People told me my cousin, Guillo, had died from hazing. He was supposedly the dead boy in a suit and tie, with suffering and regret on his face, inside the coffin. I slowly advanced toward the front of the chapel.
I have trained myself to be wary of accepting something to be true until I see it with my own eyes. But perhaps the truth was that I was certain of it already, and I just deferred the pain of coming to terms with it. So with profound apprehension making my steps heavier and heavier, I made my way to his coffin.
It did not take me long to recognize him. What they said was true. The boy in the coffin was Guillo. Even if his last moments of suffering still lingered on his face, it was unmistakably and most painfully him.
According to Elisabeth Kubler-Ross, there are five stages of grief: denial, anger, bargaining, depression, and acceptance. My denial stage ended with that glance.
The anger stage came when I watched on the news the CCTV clip of his almost lifeless body being dragged along the corridor in a condominium building. Handled without care, like a sack of rice. It was dehumanizing. It was not enough they had to beat him to death, they also had to deprive him of dignity in his last moments. Something inside me raged at the barbarity. How could they do it to someone I grew up with? He was only a boy. Guillo was only a boy.
The singer Morrissey believes that humans do not have the right to kill animals because, like humans, animals have thoughts and feelings. For him, eating meat is murder, because death for no reason is murder.
Death for no reason is murder! I screamed inside again and again until I got deaf from my own anger. How could people deliberately hurt others? A friend answered me that it is because they are afraid of being hurt themselves.

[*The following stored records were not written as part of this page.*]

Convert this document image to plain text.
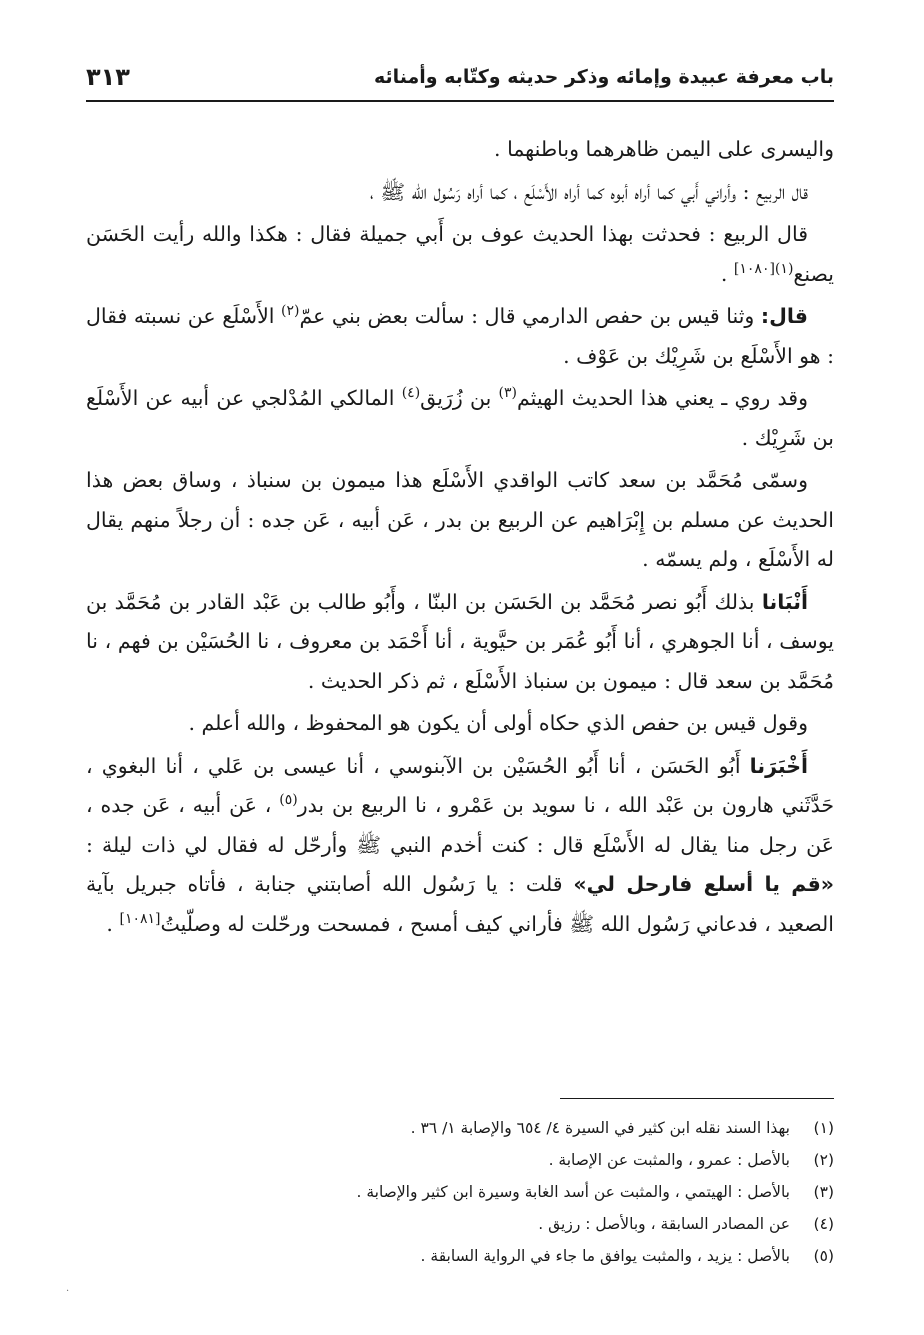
باب معرفة عبيدة وإمائه وذكر حديثه وكتّابه وأمنائه
٣١٣

واليسرى على اليمن ظاهرهما وباطنهما .

قال الربيع : وأراني أَبي كما أراه أبوه كما أراه الأَسْلَع ، كما أراه رَسُول الله ﷺ ،

قال الربيع : فحدثت بهذا الحديث عوف بن أَبي جميلة فقال : هكذا والله رأيت الحَسَن يصنع$^{(١)[١٠٨٠]}$ .

قال: وثنا قيس بن حفص الدارمي قال : سألت بعض بني عمّ$^{(٢)}$ الأَسْلَع عن نسبته فقال : هو الأَسْلَع بن شَرِيْك بن عَوْف .

وقد روي ـ يعني هذا الحديث الهيثم$^{(٣)}$ بن زُرَيق$^{(٤)}$ المالكي المُدْلجي عن أبيه عن الأَسْلَع بن شَرِيْك .

وسمّى مُحَمَّد بن سعد كاتب الواقدي الأَسْلَع هذا ميمون بن سنباذ ، وساق بعض هذا الحديث عن مسلم بن إِبْرَاهيم عن الربيع بن بدر ، عَن أبيه ، عَن جده : أن رجلاً منهم يقال له الأَسْلَع ، ولم يسمّه .

أَنْبَانا بذلك أَبُو نصر مُحَمَّد بن الحَسَن بن البنّا ، وأَبُو طالب بن عَبْد القادر بن مُحَمَّد بن يوسف ، أنا الجوهري ، أنا أَبُو عُمَر بن حيَّوية ، أنا أَحْمَد بن معروف ، نا الحُسَيْن بن فهم ، نا مُحَمَّد بن سعد قال : ميمون بن سنباذ الأَسْلَع ، ثم ذكر الحديث .

وقول قيس بن حفص الذي حكاه أولى أن يكون هو المحفوظ ، والله أعلم .

أَخْبَرَنا أَبُو الحَسَن ، أنا أَبُو الحُسَيْن بن الآبنوسي ، أنا عيسى بن عَلي ، أنا البغوي ، حَدَّثَني هارون بن عَبْد الله ، نا سويد بن عَمْرو ، نا الربيع بن بدر$^{(٥)}$ ، عَن أبيه ، عَن جده ، عَن رجل منا يقال له الأَسْلَع قال : كنت أخدم النبي ﷺ وأرحّل له فقال لي ذات ليلة : «قم يا أسلع فارحل لي» قلت : يا رَسُول الله أصابتني جنابة ، فأتاه جبريل بآية الصعيد ، فدعاني رَسُول الله ﷺ فأراني كيف أمسح ، فمسحت ورحّلت له وصلّيتُ[١٠٨١] .

(١)
بهذا السند نقله ابن كثير في السيرة ٤/ ٦٥٤ والإصابة ١/ ٣٦ .
(٢)
بالأصل : عمرو ، والمثبت عن الإصابة .
(٣)
بالأصل : الهيتمي ، والمثبت عن أسد الغابة وسيرة ابن كثير والإصابة .
(٤)
عن المصادر السابقة ، وبالأصل : رزيق .
(٥)
بالأصل : يزيد ، والمثبت يوافق ما جاء في الرواية السابقة .
·
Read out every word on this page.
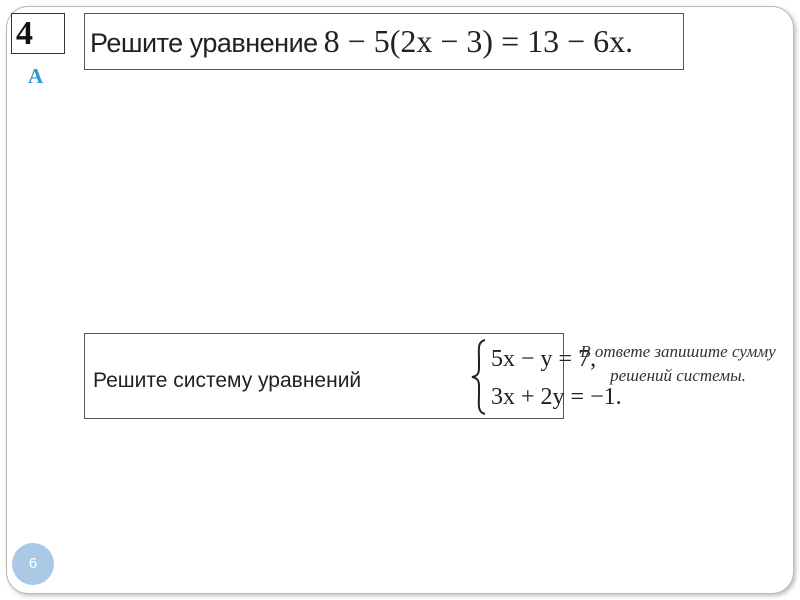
4
А
Решите уравнение 8 − 5(2x − 3) = 13 − 6x.
Решите систему уравнений
5x − y = 7,
3x + 2y = −1.
В ответе запишите сумму решений системы.
6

There is a German word for taking pleasure from the suffering of others: schadenfreude, which literally means “harm-joy.” The Swedish have a term equivalent to it: “skadeglädje,” which translates literally to “injury joy,” or the joy of watching someone’s injury, be it figurative or literal.
I imagined the torturers of Guillo towering over him, inebriated with power over another human being, convincing themselves that what they were doing was for the good of Guillo, that they were actually doing him a favor by making a real man out of him. Some people are just good at telling lies to themselves to satisfy and justify their inner monstrosity.
Bargaining is the next stage of grief. We cry for justice, to fulfill the need for reparation, because we believe that justice will hasten the healing process. Justice is not for the dead but for the living. The abusers need to be held accountable for what they did.
The depression stage immediately settled in, painting the world an ugly shade of gray. I felt an extreme sadness not just for the loss of Guillo, but also for the suspects and their families. Twenty young people have to fight for their freedom, who might have to spend their lives running away not just from the authorities but also from the guilt of having killed another person. It is undoubtedly not a good way of spending the next 60 years of one’s life. Twenty mothers and 20 fathers now have to choose between keeping their children from going to jail and depriving the victim’s family members of the justice they cry for, or delivering them to the court in order to let them own up to their crime. It is a dilemma that I do not wish any other family should ever go through.
There have been many hazing incidents, some unreported, since the enactment of Republic Act No. 8049, the Anti-Hazing Law, in 1995. There are several cases to learn from, but why do young people still fall victim to hazing?
Perhaps the reason the youth fall into the same trap over and over again is this: They have not been taught to ask questions. What does it mean to be in a “brotherhood”? What is the logic behind hazing? Is this the only way of forging real and lasting friendships?
We readily accept the norms because people before us have accepted them. Some of the most blatant lies have been packaged as “tradition,” and we have not learned to expose their invalidity premise by premise. If only we know what questions to ask, we might not be easily lured into doing something utterly pointless. No one should do the thinking for us. And being smart is not enough.
Sapere aude. We have to dare to be wise.
The last stage of grief, the process of acceptance, is like listening to a piece by Liszt. It is not an easy process, and certainly not a painless one, but we have to go through it in order to transcend—our tragedies, our pain, and our own fear of death.
I think how we perceive death is important in the process of acceptance. Does “death” have meaning? What happens after we die? These are questions that we need to seek answers for because, I believe, how we perceive death determines how we live.
Guillo wanted to leave a legacy, but circumstances caused him to seek the Great Perhaps at such an early age, and he was not able to do it. It is up to us—the living—to make sure that his death is not meaningless. Let us make sure that Guillo will be the last hazing victim in our country.
Question traditions. Make hazing stop.
Kat Uytiepo, 20, is a student of De La Salle University-Manila.